- Developer: Glen Pawley
- Publisher: Pawleyscape
- Platform: Windows
- Release: October 12, 2006
- Genre: Role-playing
- Mode: Single-player

= FastCrawl =

2006 video game

FastCrawl is a fast-paced role-playing video game of the dungeon crawl sub-variety. The title was created by British developer Glen Pawley and released for Microsoft Windows on October 12, 2006. Distributed via direct download, a free trial version can be played for one hour, or the full version can be purchased online.

==Gameplay==
Intending to appeal to those who enjoy role-playing games but cannot devote the large number of hours typically required to complete them, FastCrawl aims to provide a complete game experience in around 30 minutes. Players can also opt for slightly longer games, and can play more slowly at their leisure, since the title is entirely turn-based. Dungeon layouts and virtually every other aspect of the game are randomly generated (cf. Rogue).

When the game begins, players are given a brief mission statement instructing them to lead their party into the depths of the dungeon in order to find and exterminate a certain foe. Players begin with a randomly generated party, complete with names, character portraits, and starting equipment. Parties range from three to five individuals, and consist of a random selection of clerics, mages, rogues, and warriors. While players are guaranteed to not receive more than two of any given character class, there are no guarantees that the party will be balanced.

While exploring the dungeon, players are provided with a simple iconic map representing the party's location and the location of nearby items of interest, including doors, rooms, hallways, enemies, and treasure. Players move from one location to another by clicking with the mouse (and in fact, the game is played entirely with the mouse). Each action consumes a single unit of supplies (representing food and water) which can only be replenished by discovering new supply packs in treasure troves. Resting also consumes a number of supplies, and running out of supplies is fatal, so players must only rest when absolutely necessary.

When entering a location inhabited by monsters or other enemies, combat is initiated. At the start of each battle, players position their characters in either the front or rear rows, depending on equipment and function. The title uses an initiative system, allowing each character or enemy to act in order relative to their speed. Characters are limited to two actions, performed with either the left or right mouse button on the highlighted target. Hence, a cleric would ordinarily be able to attack a foe by clicking it with the left mouse button, or heal a fellow party member by right-clicking his or her portrait. While winning battles doesn't earn any experience, players can receive items for emerging victorious.
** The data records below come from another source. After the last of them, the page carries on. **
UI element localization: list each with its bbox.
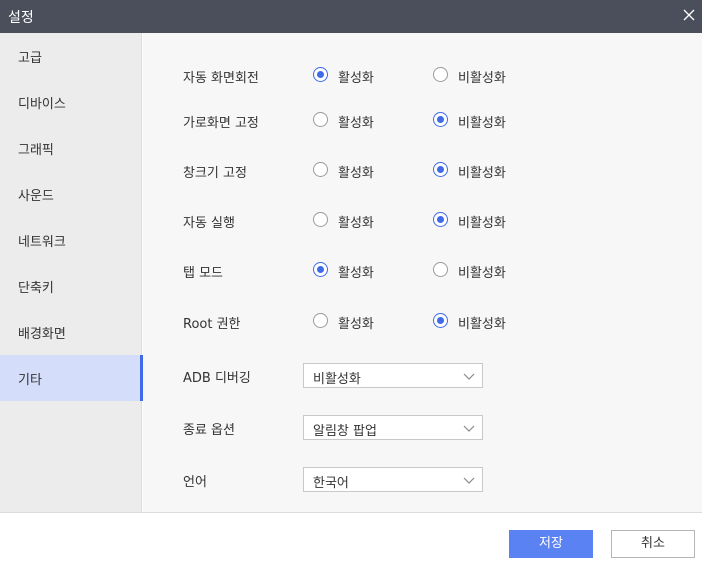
- sidebar-item-label: 그래픽: [18, 143, 54, 158]
- setting-exit-option: 종료 옵션 알림창 팝업: [143, 412, 702, 442]
- setting-window-size-lock: 창크기 고정 활성화 비활성화: [143, 155, 702, 185]
- adb-debugging-select[interactable]: 비활성화: [303, 363, 483, 388]
- radio-label: 활성화: [338, 317, 374, 332]
- select-value: 한국어: [313, 476, 349, 491]
- sidebar-item-label: 배경화면: [18, 327, 66, 342]
- sidebar-item-label: 디바이스: [18, 97, 66, 112]
- radio-indicator: [313, 162, 328, 177]
- radio-label: 활성화: [338, 166, 374, 181]
- sidebar-item-label: 기타: [18, 373, 42, 388]
- settings-panel: 자동 화면회전 활성화 비활성화 가로화면 고정 활성화 비활성화 창크기 고정…: [143, 33, 702, 512]
- radio-label: 비활성화: [458, 317, 506, 332]
- sidebar-item-advanced[interactable]: 고급: [0, 33, 142, 79]
- select-value: 알림창 팝업: [313, 424, 377, 439]
- language-select[interactable]: 한국어: [303, 467, 483, 492]
- setting-label: 가로화면 고정: [183, 116, 259, 131]
- setting-label: ADB 디버깅: [183, 371, 251, 386]
- setting-adb-debugging: ADB 디버깅 비활성화: [143, 360, 702, 390]
- sidebar-item-label: 고급: [18, 51, 42, 66]
- sidebar-item-other[interactable]: 기타: [0, 355, 143, 401]
- radio-label: 비활성화: [458, 116, 506, 131]
- chevron-down-icon: [463, 373, 475, 380]
- cancel-button[interactable]: 취소: [611, 530, 695, 558]
- sidebar-item-wallpaper[interactable]: 배경화면: [0, 309, 142, 355]
- close-icon: [683, 9, 695, 21]
- radio-label: 활성화: [338, 116, 374, 131]
- sidebar-item-device[interactable]: 디바이스: [0, 79, 142, 125]
- radio-label: 비활성화: [458, 266, 506, 281]
- settings-sidebar: 고급 디바이스 그래픽 사운드 네트워크 단축키 배경화면 기타: [0, 33, 143, 512]
- dialog-footer: 저장 취소: [0, 512, 702, 564]
- save-button[interactable]: 저장: [509, 530, 593, 558]
- radio-indicator: [433, 162, 448, 177]
- radio-indicator: [313, 67, 328, 82]
- radio-indicator: [313, 313, 328, 328]
- radio-indicator: [313, 112, 328, 127]
- radio-indicator: [313, 212, 328, 227]
- radio-indicator: [433, 212, 448, 227]
- sidebar-item-label: 네트워크: [18, 235, 66, 250]
- radio-indicator: [433, 112, 448, 127]
- setting-language: 언어 한국어: [143, 464, 702, 494]
- chevron-down-icon: [463, 477, 475, 484]
- radio-indicator: [433, 262, 448, 277]
- sidebar-item-label: 단축키: [18, 281, 54, 296]
- setting-label: 종료 옵션: [183, 423, 235, 438]
- sidebar-item-sound[interactable]: 사운드: [0, 171, 142, 217]
- close-button[interactable]: [676, 0, 702, 33]
- radio-label: 활성화: [338, 216, 374, 231]
- setting-landscape-lock: 가로화면 고정 활성화 비활성화: [143, 105, 702, 135]
- radio-label: 비활성화: [458, 166, 506, 181]
- chevron-down-icon: [463, 425, 475, 432]
- sidebar-item-shortcuts[interactable]: 단축키: [0, 263, 142, 309]
- setting-label: 언어: [183, 475, 207, 490]
- radio-label: 비활성화: [458, 71, 506, 86]
- radio-indicator: [433, 67, 448, 82]
- select-value: 비활성화: [313, 372, 361, 387]
- setting-label: 자동 화면회전: [183, 71, 259, 86]
- radio-indicator: [313, 262, 328, 277]
- sidebar-item-label: 사운드: [18, 189, 54, 204]
- setting-label: Root 권한: [183, 317, 241, 332]
- sidebar-item-network[interactable]: 네트워크: [0, 217, 142, 263]
- radio-label: 비활성화: [458, 216, 506, 231]
- setting-tab-mode: 탭 모드 활성화 비활성화: [143, 255, 702, 285]
- sidebar-item-graphics[interactable]: 그래픽: [0, 125, 142, 171]
- exit-option-select[interactable]: 알림창 팝업: [303, 415, 483, 440]
- setting-label: 탭 모드: [183, 266, 224, 281]
- setting-root-permission: Root 권한 활성화 비활성화: [143, 306, 702, 336]
- radio-label: 활성화: [338, 266, 374, 281]
- setting-auto-rotate: 자동 화면회전 활성화 비활성화: [143, 60, 702, 90]
- window-title: 설정: [8, 10, 34, 26]
- setting-label: 자동 실행: [183, 216, 235, 231]
- setting-auto-start: 자동 실행 활성화 비활성화: [143, 205, 702, 235]
- setting-label: 창크기 고정: [183, 166, 247, 181]
- title-bar: 설정: [0, 0, 702, 33]
- radio-label: 활성화: [338, 71, 374, 86]
- radio-indicator: [433, 313, 448, 328]
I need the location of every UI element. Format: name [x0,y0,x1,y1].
After the goals of a given level are satisfied (which always includes locating the staircase leading down, and may include other objectives), players venture deeper into the dungeon. When going down a level, all characters in the party automatically go up in level and each may choose an enhancement or specialization. Additionally, any characters who were dead are restored to life. Players can not return to previous levels, and the difficulty of foes increases with each level. On the final level (usually the third or fourth), the game can be successfully completed by defeating the final villain or "boss" enemy.

===Scoring===
Since FastCrawl is designed to be replayed over and over again, the game features a relatively elaborate scoring system so that players can compare each game to previous efforts. Separate scoreboards are used for short, medium, and long duration games, but all difficulty levels share the same scoreboard. As successfully completing the game at a higher difficulty level almost always yields a higher score, players are encouraged to defeat the game on the harder difficulty levels (although successfully doing this can rely heavily on luck).

Factors involved in score calculation include:
- Difficulty level and number of dungeon levels traversed.
- Percentage of completion, in terms of monsters slain, secrets found, and rooms explored.
- A bonus awarded for playing with an "unbalanced" party.

==Reception==
The reviewer at "Game Tunnel" enjoyed the premise of the game, allowing one to play simple short adventures (with limited depth) in measured doses. He felt the replayability was quite high, commenting "I've yet to tire of FastCrawl and have been playing at least one adventure for each day of the week." However, the review also noted that, due to the title's inherent randomness, a certain measure of frustration is sometimes unavoidable, remarking "It's also entirely possible to spend an hour playing through an adventure and get to the last encounter and find its [sic] something your party simply cannot win." Overall, the game earned a middle-of-the-road "try" recommendation.

A review at "Just RPG" noted that the game wasn't "hardcore" enough for some, but that its strengths were also its weaknesses, concluding "If you're looking for a casual RPG to spend some time with, then look no further." This casual appeal, along with the title's replayability, earned it a final grade of 76%.